In TRPS, the current across a nanopore is constantly measured. When a nanoparticle passes through the nanopore, there is a temporary increase in resistance which presents as a ‘blockade’. Certain aspects of the blockade correspond to particle characteristics:
- The number of pulses corresponds to particle concentration
- Pulse magnitudes are proportional to particle size
- Pulse durations correspond to particle charge
The qNano is the original TRPS instrument, produced by Izon Science. To improve usability and efficiency, Izon launched The Exoid – a more sensitive TRPS instrument with a fully automatic pressure system and automated stretcher unit.
TRPS can not only be used to analyse monodisperse samples (e.g., liposomes or synthetic particles), but it can also resolve multimodal samples with precision – an important consideration for EV research where samples contain heterogenous subpopulations (Figure 2).
Zeta potential and advances in resolution
Zeta potential is a measure of a particle’s effective charge in a certain medium, and an indicator of particle stability. It is defined as the electrostatic potential at the shear plane, i.e., the interface between the stationary second layer and the mobile phase (Figure 3). Unlike many other techniques, TRPS can detect differences in zeta potential, even when particles are the same size (Figure 3).
Simultaneous size and zeta potential measurements can also be obtained for more complex samples. Figure 5 shows a heterogenous mixture resolved into five distinct subpopulations.
Post-analysis processing enables precise particle-by-particle measurement of zeta potential, size and concentration
TRPS-enabled zeta potential analysis is a relatively new development. Previously, using TRPS, it was possible to measure only two parameters at once: size and concentration, and more recently, size and zeta potential. To provide researchers with a way to concurrently measure all three parameters (size, zeta potential and concentration), Izon Science created a TRPS post-processing protocol.
As shown in Figure 6, the post-processing protocol was needed to ensure all particles were represented accurately, as highly charged particles are overestimated in counts.
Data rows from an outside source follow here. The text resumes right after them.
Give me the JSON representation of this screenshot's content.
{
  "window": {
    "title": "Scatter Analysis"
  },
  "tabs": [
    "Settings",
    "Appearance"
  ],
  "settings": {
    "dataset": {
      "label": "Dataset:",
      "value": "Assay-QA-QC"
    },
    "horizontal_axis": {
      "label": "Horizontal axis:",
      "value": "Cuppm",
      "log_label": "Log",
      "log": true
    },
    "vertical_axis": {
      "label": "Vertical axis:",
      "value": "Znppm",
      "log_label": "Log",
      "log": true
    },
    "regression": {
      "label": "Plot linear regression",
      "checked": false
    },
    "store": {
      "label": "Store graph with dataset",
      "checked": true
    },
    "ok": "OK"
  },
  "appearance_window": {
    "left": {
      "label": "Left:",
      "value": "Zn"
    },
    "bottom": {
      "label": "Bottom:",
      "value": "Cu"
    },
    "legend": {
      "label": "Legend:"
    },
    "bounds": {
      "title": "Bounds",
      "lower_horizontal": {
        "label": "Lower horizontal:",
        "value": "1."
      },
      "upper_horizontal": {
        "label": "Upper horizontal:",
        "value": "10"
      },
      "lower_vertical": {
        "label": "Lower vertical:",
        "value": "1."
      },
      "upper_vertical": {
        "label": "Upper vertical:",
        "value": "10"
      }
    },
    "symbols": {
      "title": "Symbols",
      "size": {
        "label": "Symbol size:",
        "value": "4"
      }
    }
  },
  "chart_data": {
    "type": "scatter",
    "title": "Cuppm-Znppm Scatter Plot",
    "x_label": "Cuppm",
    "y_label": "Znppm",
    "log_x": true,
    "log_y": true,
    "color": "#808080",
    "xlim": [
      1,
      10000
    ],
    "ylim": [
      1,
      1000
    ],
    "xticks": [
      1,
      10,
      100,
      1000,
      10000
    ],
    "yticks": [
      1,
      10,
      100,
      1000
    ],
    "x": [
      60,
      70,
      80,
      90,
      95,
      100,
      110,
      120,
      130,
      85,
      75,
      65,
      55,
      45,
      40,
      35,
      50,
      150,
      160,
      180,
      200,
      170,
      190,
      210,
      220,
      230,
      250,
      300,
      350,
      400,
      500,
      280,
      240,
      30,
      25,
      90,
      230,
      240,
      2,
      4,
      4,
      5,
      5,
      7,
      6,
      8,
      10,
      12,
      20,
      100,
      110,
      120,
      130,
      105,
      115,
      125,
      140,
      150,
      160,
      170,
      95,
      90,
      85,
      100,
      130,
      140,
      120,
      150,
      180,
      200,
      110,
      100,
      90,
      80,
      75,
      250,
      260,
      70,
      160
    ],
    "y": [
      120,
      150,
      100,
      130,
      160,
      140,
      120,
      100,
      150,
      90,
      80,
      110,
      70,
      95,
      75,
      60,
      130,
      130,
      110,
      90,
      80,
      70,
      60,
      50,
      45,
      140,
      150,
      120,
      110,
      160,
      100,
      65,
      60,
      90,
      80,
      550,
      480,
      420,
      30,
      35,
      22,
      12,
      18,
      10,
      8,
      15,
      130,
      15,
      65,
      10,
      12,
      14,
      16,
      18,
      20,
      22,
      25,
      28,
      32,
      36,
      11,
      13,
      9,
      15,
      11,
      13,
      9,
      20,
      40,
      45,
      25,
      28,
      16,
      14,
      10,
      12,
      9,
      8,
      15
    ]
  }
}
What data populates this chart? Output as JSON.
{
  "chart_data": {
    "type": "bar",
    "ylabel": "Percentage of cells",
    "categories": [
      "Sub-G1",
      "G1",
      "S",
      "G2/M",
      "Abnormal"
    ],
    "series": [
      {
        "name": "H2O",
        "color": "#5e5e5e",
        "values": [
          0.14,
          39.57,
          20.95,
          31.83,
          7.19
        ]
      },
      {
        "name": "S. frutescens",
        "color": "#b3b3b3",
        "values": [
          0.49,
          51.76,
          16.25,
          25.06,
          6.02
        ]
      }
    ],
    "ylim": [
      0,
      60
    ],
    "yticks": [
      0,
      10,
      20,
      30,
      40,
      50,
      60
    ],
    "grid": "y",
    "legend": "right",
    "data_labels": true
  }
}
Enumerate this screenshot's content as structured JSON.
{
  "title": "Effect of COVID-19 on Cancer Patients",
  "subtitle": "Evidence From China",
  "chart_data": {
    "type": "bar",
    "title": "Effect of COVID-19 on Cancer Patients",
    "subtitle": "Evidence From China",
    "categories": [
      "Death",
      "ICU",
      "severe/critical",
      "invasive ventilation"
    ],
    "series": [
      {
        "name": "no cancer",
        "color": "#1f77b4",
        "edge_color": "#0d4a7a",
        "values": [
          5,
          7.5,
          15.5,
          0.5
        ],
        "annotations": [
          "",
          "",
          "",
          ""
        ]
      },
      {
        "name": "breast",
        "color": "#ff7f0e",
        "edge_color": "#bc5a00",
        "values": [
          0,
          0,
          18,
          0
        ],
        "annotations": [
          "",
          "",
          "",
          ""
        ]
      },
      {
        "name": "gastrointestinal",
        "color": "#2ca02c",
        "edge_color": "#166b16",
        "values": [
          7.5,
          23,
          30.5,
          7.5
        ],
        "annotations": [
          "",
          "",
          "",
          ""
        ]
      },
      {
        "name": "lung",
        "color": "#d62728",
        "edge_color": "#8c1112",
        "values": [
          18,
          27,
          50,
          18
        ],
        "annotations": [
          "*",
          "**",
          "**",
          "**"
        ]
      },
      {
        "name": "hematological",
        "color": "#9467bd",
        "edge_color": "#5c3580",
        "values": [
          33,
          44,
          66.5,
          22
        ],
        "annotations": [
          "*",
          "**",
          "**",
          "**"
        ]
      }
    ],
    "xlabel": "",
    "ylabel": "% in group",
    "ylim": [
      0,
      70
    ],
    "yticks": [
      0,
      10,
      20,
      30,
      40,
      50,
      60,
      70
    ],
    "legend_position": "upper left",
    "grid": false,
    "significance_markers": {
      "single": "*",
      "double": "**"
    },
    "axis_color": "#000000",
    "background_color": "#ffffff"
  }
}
The correction is based purely on physical principles, rather than a fitting model.
Applications of zeta potential analysis in EV research
The ability to obtain TPRS-enabled zeta potential measurements with high sensitivity and resolution can strengthen many areas of EV research, including studies of:
- EV composition under different conditions
- EV drug loading
- Stability of therapeutic EVs following storage
- EVs in cancer research: general biology and therapeutic development
- EV-based cancer diagnostics. Most approaches are based on detecting surface markers; determining EV charge as part of the detection process could improve specificity.
- Method development: e.g., EV labelling or EV capture systems. Zeta potential can be altered by the binding of molecules to the EV surface, such as aptamers, proteins, antibodies, lectins, DNA, and RNA. Monitoring zeta potential can therefore aid method development by enabling researchers to assess binding capacity.